Northamptonshire County Council announced this week that it will need to find up to £70 million of savings in the current financial year, from a budget of about £440 million.
And last night (Wednesday) councillors were due to agree the priority areas they intend to protect from further cuts, with documents suggesting the first priority would be “keeping vulnerable people safe”, followed by “keeping people who are not classified as vulnerable, safe”, and then “complying with statutory duties where there is [no] risk of harm”.
Last week, the council issued its latest section 114 notice, which warns of the risk of an unbalanced budget.
The council effectively – although not technically – declared itself bankrupt when it issued a previous section 114 notice earlier this year.
Another meeting of the full council next week will discuss and approve the council’s response to the latest section 114 notice, with the council’s cabinet agreeing the council’s spending priorities on 14 August.

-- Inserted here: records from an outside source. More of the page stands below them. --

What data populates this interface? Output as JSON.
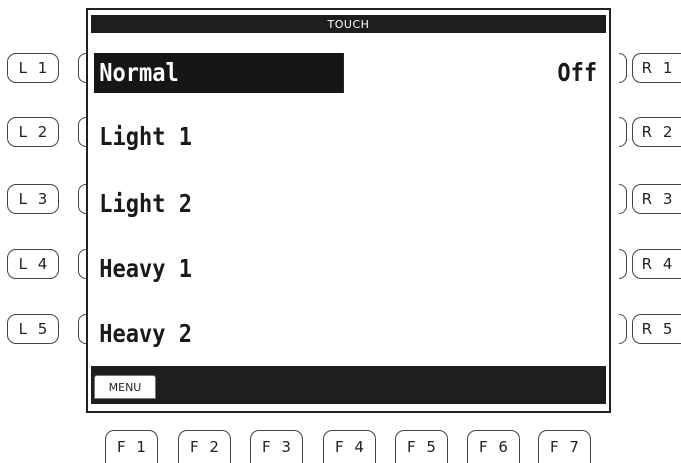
{
  "screen": {
    "title": "TOUCH",
    "items": [
      {
        "label": "Normal",
        "selected": true
      },
      {
        "label": "Light 1",
        "selected": false
      },
      {
        "label": "Light 2",
        "selected": false
      },
      {
        "label": "Heavy 1",
        "selected": false
      },
      {
        "label": "Heavy 2",
        "selected": false
      }
    ],
    "value": "Off",
    "menu_label": "MENU"
  },
  "left_buttons": [
    "L 1",
    "L 2",
    "L 3",
    "L 4",
    "L 5"
  ],
  "right_buttons": [
    "R 1",
    "R 2",
    "R 3",
    "R 4",
    "R 5"
  ],
  "function_buttons": [
    "F 1",
    "F 2",
    "F 3",
    "F 4",
    "F 5",
    "F 6",
    "F 7"
  ],
  "colors": {
    "screen_dark": "#1e1e1e",
    "background": "#ffffff",
    "text": "#1a1a1a"
  }
}
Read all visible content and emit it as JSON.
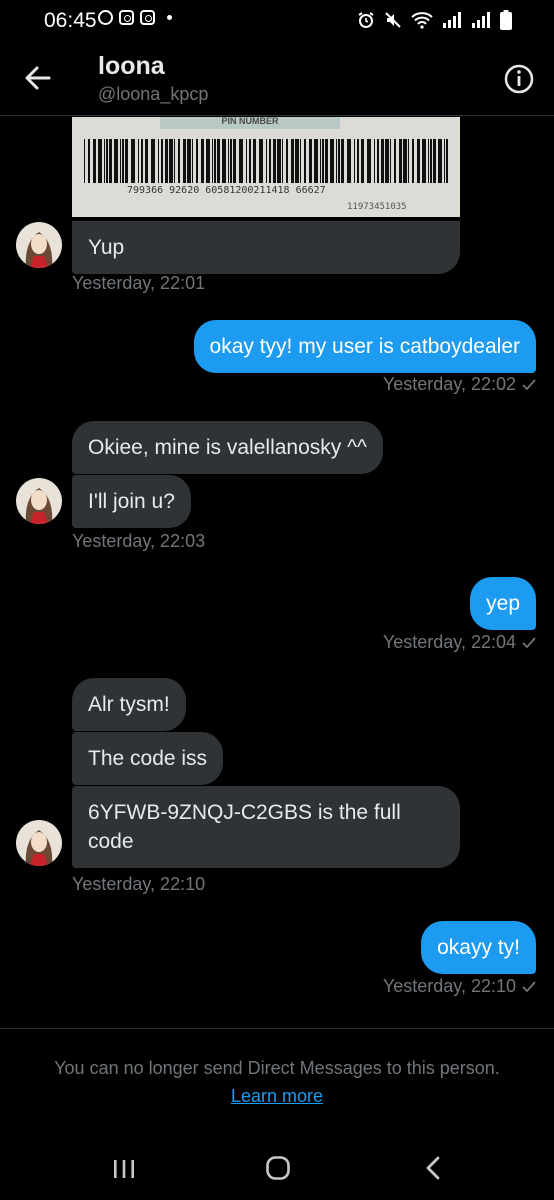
{
  "status_bar": {
    "time": "06:45",
    "left_icons": [
      "whatsapp-icon",
      "instagram-icon",
      "instagram-icon",
      "notification-dot"
    ],
    "right_icons": [
      "alarm-icon",
      "mute-icon",
      "wifi-icon",
      "signal-icon",
      "signal-icon",
      "battery-icon"
    ]
  },
  "header": {
    "name": "loona",
    "handle": "@loona_kpcp",
    "back_icon": "arrow-left-icon",
    "info_icon": "info-icon"
  },
  "image_message": {
    "barcode_text": "799366 92620 60581200211418 66627",
    "barcode_text_2": "11973451035",
    "pin_label": "PIN NUMBER"
  },
  "messages": [
    {
      "id": "m1",
      "side": "received",
      "text": "Yup"
    },
    {
      "id": "t1",
      "timestamp": "Yesterday, 22:01"
    },
    {
      "id": "m2",
      "side": "sent",
      "text": "okay tyy! my user is catboydealer"
    },
    {
      "id": "t2",
      "timestamp": "Yesterday, 22:02"
    },
    {
      "id": "m3",
      "side": "received",
      "text": "Okiee, mine is valellanosky ^^"
    },
    {
      "id": "m4",
      "side": "received",
      "text": "I'll join u?"
    },
    {
      "id": "t3",
      "timestamp": "Yesterday, 22:03"
    },
    {
      "id": "m5",
      "side": "sent",
      "text": "yep"
    },
    {
      "id": "t4",
      "timestamp": "Yesterday, 22:04"
    },
    {
      "id": "m6",
      "side": "received",
      "text": "Alr tysm!"
    },
    {
      "id": "m7",
      "side": "received",
      "text": "The code iss"
    },
    {
      "id": "m8",
      "side": "received",
      "text_line1": "6YFWB-9ZNQJ-C2GBS is the full",
      "text_line2": "code"
    },
    {
      "id": "t5",
      "timestamp": "Yesterday, 22:10"
    },
    {
      "id": "m9",
      "side": "sent",
      "text": "okayy ty!"
    },
    {
      "id": "t6",
      "timestamp": "Yesterday, 22:10"
    }
  ],
  "footer": {
    "notice": "You can no longer send Direct Messages to this person.",
    "learn_more": "Learn more"
  },
  "nav_bar": [
    "recents-icon",
    "home-icon",
    "back-icon"
  ],
  "colors": {
    "background": "#000000",
    "sent_bubble": "#1d9bf0",
    "received_bubble": "#2f3336",
    "secondary_text": "#71767b",
    "link": "#1d9bf0"
  }
}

With adult social care now accounting for nearly 40 per cent of council budgets, there are growing concerns about the impact of the financial crisis on disabled people, despite its legal duty to meet all “eligible” care needs.
Ian Davies, a founder member of the pioneering self-advocacy organisation Northamptonshire People First (NPF) – which was set up in 1990 and was previously called Central England People First – said he was concerned about the impact of the council’s financial crisis on disabled people in the county.
He said: “It doesn’t matter where you are, in the home listening to the news on the TV or on the streets talking to local residents, wherever you go you always hear some talk of what’s going to happen and what they think might happen.
“It will be a problem. There are going to be a lot of people affected by what has happened.”